Hello everyone
Would someone know why
using QuadGK
n = 538
_, w, _ = kronrod(n,1e-11,40); @show w
returns a vector of NaN weights at n=538 and not before?
Hello everyone
Would someone know why
using QuadGK
n = 538
_, w, _ = kronrod(n,1e-11,40); @show w
returns a vector of NaN weights at n=538 and not before?
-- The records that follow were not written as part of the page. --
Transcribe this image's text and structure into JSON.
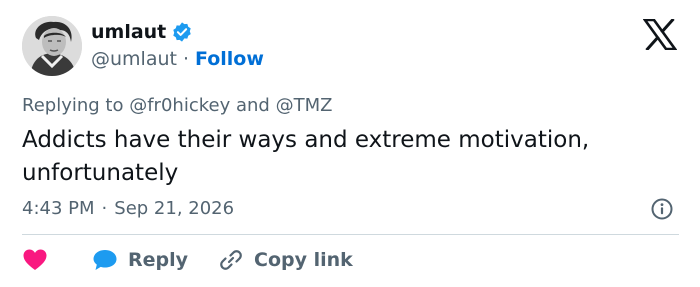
{
  "author": {
    "display_name": "umlaut",
    "handle": "@umlaut",
    "separator": "·",
    "follow_label": "Follow"
  },
  "reply_context": {
    "prefix": "Replying to",
    "mention_1": "@fr0hickey",
    "conjunction": "and",
    "mention_2": "@TMZ"
  },
  "tweet": {
    "text": "Addicts have their ways and extreme motivation, unfortunately",
    "time": "4:43 PM",
    "separator": "·",
    "date": "Sep 21, 2026"
  },
  "actions": {
    "reply_label": "Reply",
    "copy_link_label": "Copy link"
  },
  "icons": {
    "verified": "verified-badge-icon",
    "x_logo": "x-logo-icon",
    "info": "info-icon",
    "heart": "heart-icon",
    "reply": "reply-bubble-icon",
    "link": "link-icon"
  },
  "colors": {
    "text": "#0f1419",
    "secondary": "#536471",
    "follow": "#006fd6",
    "verified": "#1d9bf0",
    "heart": "#f91880",
    "reply_bubble": "#1d9bf0",
    "divider": "#cfd9de"
  }
}
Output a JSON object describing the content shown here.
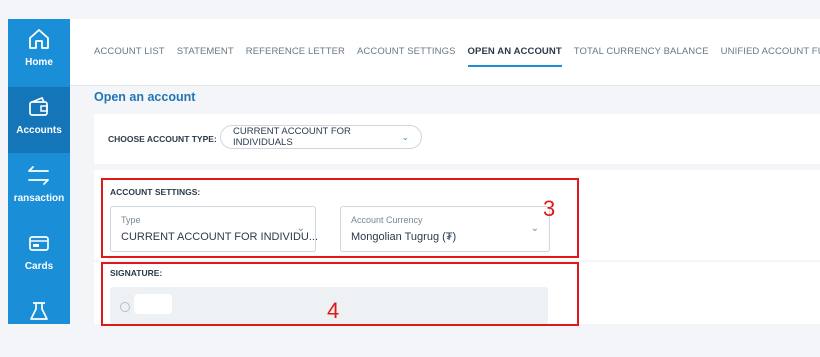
{
  "sidebar": {
    "items": [
      {
        "label": "Home",
        "icon": "home-icon",
        "active": false
      },
      {
        "label": "Accounts",
        "icon": "wallet-icon",
        "active": true
      },
      {
        "label": "ransaction",
        "icon": "transfer-arrows-icon",
        "active": false
      },
      {
        "label": "Cards",
        "icon": "card-icon",
        "active": false
      },
      {
        "label": "",
        "icon": "loan-icon",
        "active": false
      }
    ]
  },
  "tabs": [
    {
      "label": "ACCOUNT LIST"
    },
    {
      "label": "STATEMENT"
    },
    {
      "label": "REFERENCE LETTER"
    },
    {
      "label": "ACCOUNT SETTINGS"
    },
    {
      "label": "OPEN AN ACCOUNT",
      "active": true
    },
    {
      "label": "TOTAL CURRENCY BALANCE"
    },
    {
      "label": "UNIFIED ACCOUNT FUND"
    }
  ],
  "page": {
    "title": "Open an account"
  },
  "choose": {
    "label": "CHOOSE ACCOUNT TYPE:",
    "value": "CURRENT ACCOUNT FOR INDIVIDUALS"
  },
  "settings": {
    "heading": "ACCOUNT SETTINGS:",
    "type": {
      "label": "Type",
      "value": "CURRENT ACCOUNT FOR INDIVIDU..."
    },
    "currency": {
      "label": "Account Currency",
      "value": "Mongolian Tugrug (₮)"
    }
  },
  "signature": {
    "heading": "SIGNATURE:"
  },
  "annotations": {
    "box3": "3",
    "box4": "4"
  },
  "colors": {
    "accent": "#1a8fd8",
    "annotation": "#e01818"
  }
}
This is a bug: spurious underflow in kronrod for large n · Issue #93 · JuliaMath/QuadGK.jl · GitHub
I should have a fix pushed shortly.
That being said, you will run into other floating-point problems for large n, unless you go to higher precision; Laurie’s algorithm for the Gauss–Kronrod weights is not really designed to scale to n more than a few hundred, I think.
Adding link to associated discussion on StackOverflow: integration - Optimal quadrature rule for heavy tail measure - Computational Science Stack Exchange
Summary: splitting the ray with an endpoint singularity into an interval with endpoint singularity and a ray may lead to more efficient quadratures
Since the measure of interest is a power law, using Gauss quadrature with a Jacobi weight function should perform well for an interval with the endpoint singularity. Computing those quadrature rules is a feature built into QuadGK, and I wrote a wrapper specifically for Jacobi weights called QuadJGK. It can be used to compute a 10-point Gauss rule for polynomials orthogonal w.r.t the weight (1-x)^0.0 * (1+x)^-0.8
for the interval [-1, 1]
like this
using QuadJGK
x, w = QuadJGK.jacobigauss(JacobiSpace(0.0, -0.8), 10)
That package is still a work in progress, and it does allow h-adaptive quadrature when Kronrod rules exist for the Jacobi weight, but they do not always exist, according to this paper.